Alberta gets new Court of Queen's Bench judges amid 'breaking point' shortage

Despite the announcement of new Alberta's Court of Queen's Bench judicial appointments amid a shortage that's been described as a "crisis," the Chief Justice says this province is still in a "desperate" situation.

Alberta court requested 4 new judges in 2008, got funds for 2 in 2014, but needs 11 more to match B.C.'s level

A court sketch of a Court of Queen's Bench trial in Alberta. (Janice Fletcher)

Despite the announcement of new Court of Queen's Bench judicial appointments in Alberta amid a shortage that's been described as a "crisis," the province's chief justice says it's still in a "desperate" situation.

The federal government announced four new judges for Alberta's higher court on Friday, as well as the elevation of two current QB judges who are now appointed to the Alberta Court of Appeal. 

"I'm pleased with the quality of the appointments and welcome them all to the court," said Court of Queen's Bench Chief Justice Neil Wittmann. "The problem I have is that they haven't made enough appointments."

He says they haven't even filled all the vacancies, let alone create new positions.

Though there is a lot of movement, the appointments do not really add to the provincial complement, rather they are all replacements for the judges who are heading to the appeal court and one who became supernumerary, or semi-retired.

On Friday, in criminal court in Calgary, defence lawyer Dick Cairns was not able to schedule a bail hearing for one of his clients and joked that it shouldn't be so difficult with the new appointments.

"We're still in the same position in Calgary," said Justice Beth Hughes.

Queens Bench judges are appointed by the federal government, but only one judge has been added to the province's complement even though Alberta's population has grown by about 50 per cent in the last decade.

"I'm very disappointed that they haven't filled all of the vacancies," said Wittmann. "We're desperate for a full complement of judges."

Alberta has the fewest Queen's Bench judges per capita in the country.

To match British Columbia's ratio, Alberta would need 11 more judges.

Judicial appointments

  • Calgary Court of Queen's bench Justice Sheilah Martin is appointed to the Alberta Court of Appeal to replace Justice C. O'Brien, who retired in 2014.
  • Edmonton Court of Queen's bench Justice Sheila Greckol is appointed to the Alberta Court of Appeal to replace Justice R.S. Brown, who was elevated to the Supreme Court in 2015.
  • Edmonton Provincial Court Judge John Henderson is appointed to the Alberta Court of Queen's Bench to replace Justice Greckol.
  • Edmonton lawyer Douglas R. Mah, Q.C., with the Workers' Compensation Board, is appointed to the Court of Queen's Bench to replace Justice D.R. Thomas, who became supernumerary in 2015.
  • Calgary lawyer Gillian D. Marriott, Q.C., with Widdowson Kachur Ostwald Menzies LLP is appointed to the Court of Queen's Bench to replace Justice Martin. 
  • Edmonton prosecutor Avril Inglis is appointed to the Court of Queen's Bench to replace Justice F.L. Schutz, who was elevated to the Court of Appeal in 2015.

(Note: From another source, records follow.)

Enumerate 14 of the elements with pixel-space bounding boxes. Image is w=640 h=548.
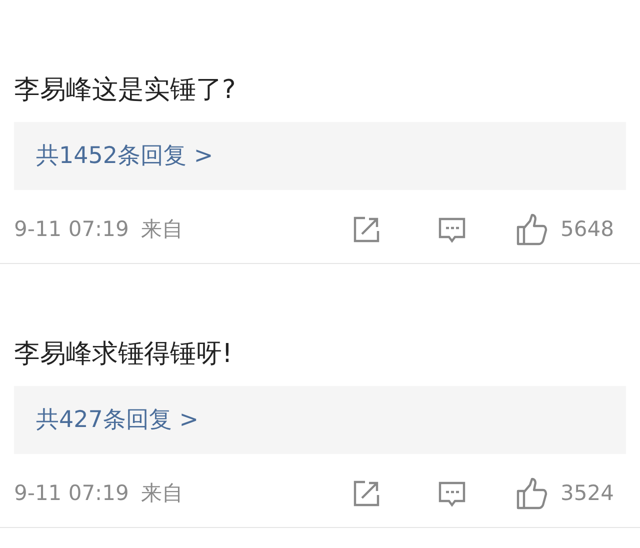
source-label: 来自 <box>140 480 183 508</box>
replies-link[interactable]: 共1452条回复 > <box>14 122 626 190</box>
like-count: 3524 <box>560 480 614 508</box>
post-time: 9-11 07:19 <box>14 216 129 244</box>
post-time: 9-11 07:19 <box>14 480 129 508</box>
thumbs-up-icon[interactable] <box>514 213 549 247</box>
comment-text: 李易峰求锤得锤呀! <box>14 338 232 370</box>
thumbs-up-icon[interactable] <box>514 477 549 511</box>
source-label: 来自 <box>140 216 183 244</box>
comment-text: 李易峰这是实锤了? <box>14 74 236 106</box>
replies-link[interactable]: 共427条回复 > <box>14 386 626 454</box>
like-count: 5648 <box>560 216 614 244</box>
comment-icon[interactable] <box>436 215 467 245</box>
comment-icon[interactable] <box>436 479 467 509</box>
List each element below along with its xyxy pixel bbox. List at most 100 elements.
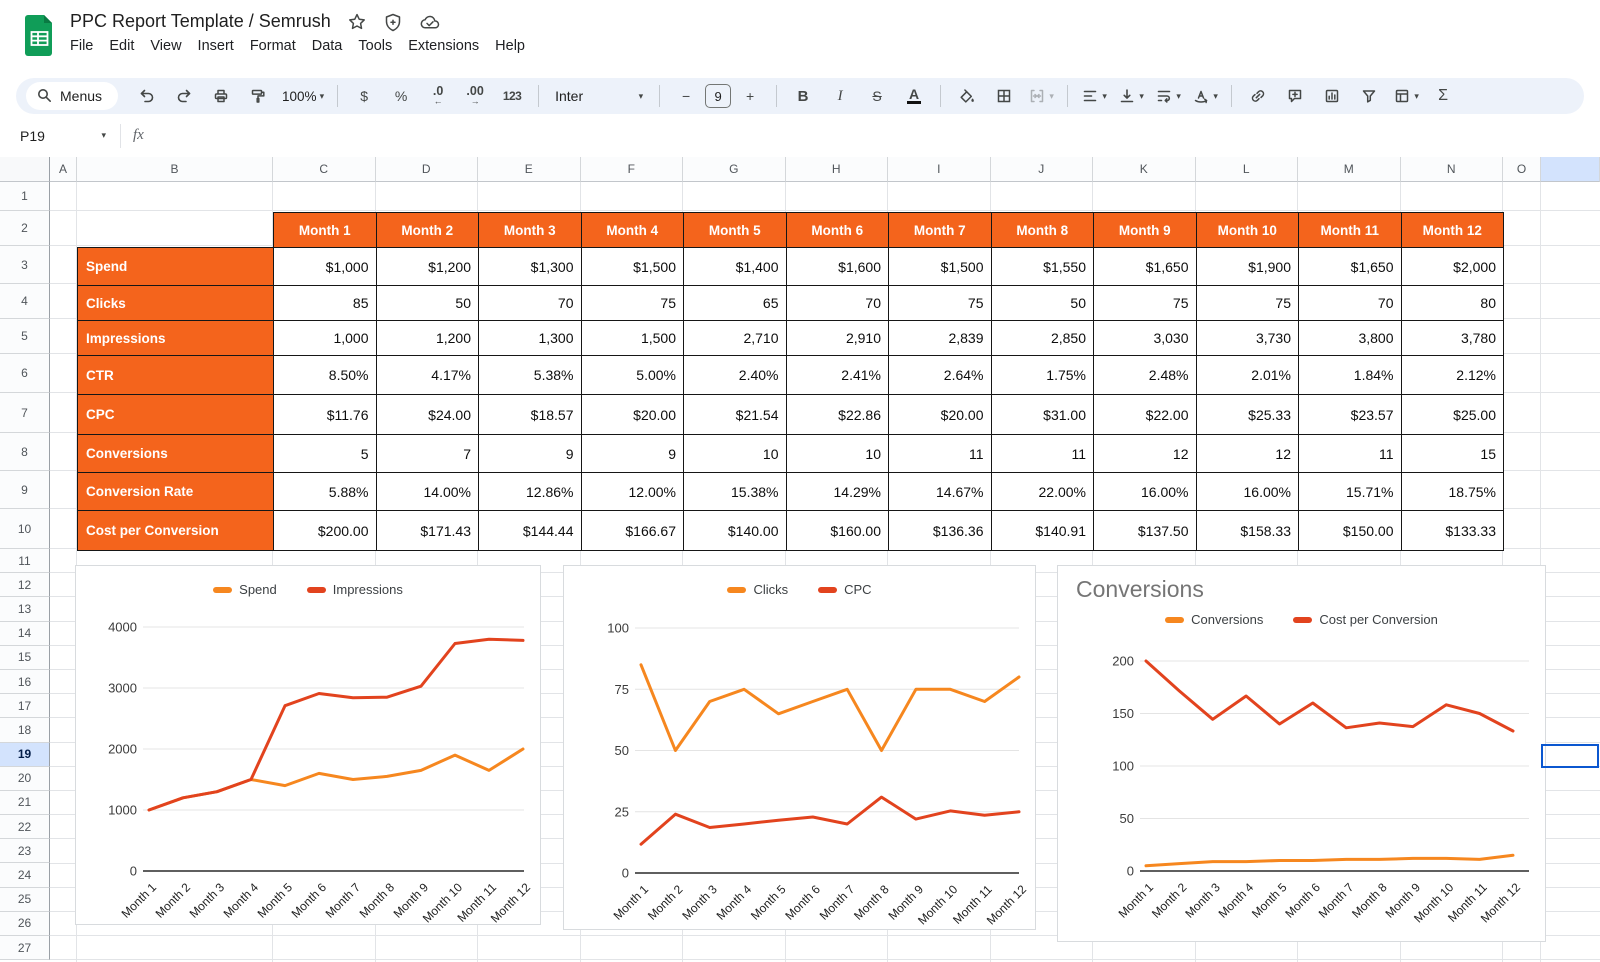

Alberta's justice minister says she's pleased with the appointments and calls it a good "first step" in addressing the province's backlogged courts system. 

"I will continue to work with my federal counterpart, Minister Jody Wilson-Raybould, to ensure that Alberta has the appropriate number of federally appointed judges to provide access to justice within the province," said Kathleen Ganley.

But with Greckol and Martin heading to the court of appeal, Wittmann notes another problem.

"We're losing very, very experienced and good trial judges and that's with some regret on our part — but we wish them every success," said Wittmann. 

"The new people, as fine and as intelligent — and I'm sure they'll be very good judges — there's a learning curve in this job so we have to bring people along sooner rather than later to get them up to speed to give the public the service it deserves."

'It's still a crisis' 

Wittmann told CBC News last October that the province's courts are "literally at the breaking point," because of the shortage of justices, and in January he released a report detailing how existing judicial staff are working "well beyond capacity."

The chief justice said the system is so backlogged that some alleged criminals could end up walking free.

"There is now a real risk that extended lead times in criminal cases will result in juridical stays of criminal prosecutions," he wrote in the report.

The appointments "barely begin to address Alberta's judicial shortfalls," says Wildrose justice critic Scott Cyr.

"Law-abiding Albertans deserve to know that their justice system will be there for them when they need it," he said.

Canadian Bar Association president Wayne Barkauskas says he plans to raise the issue with Minister Wilson-Raybould in joint meetings that are being held in Vancouver on Saturday.

"It's still a crisis," said Barkauskas. "We still need a lot more."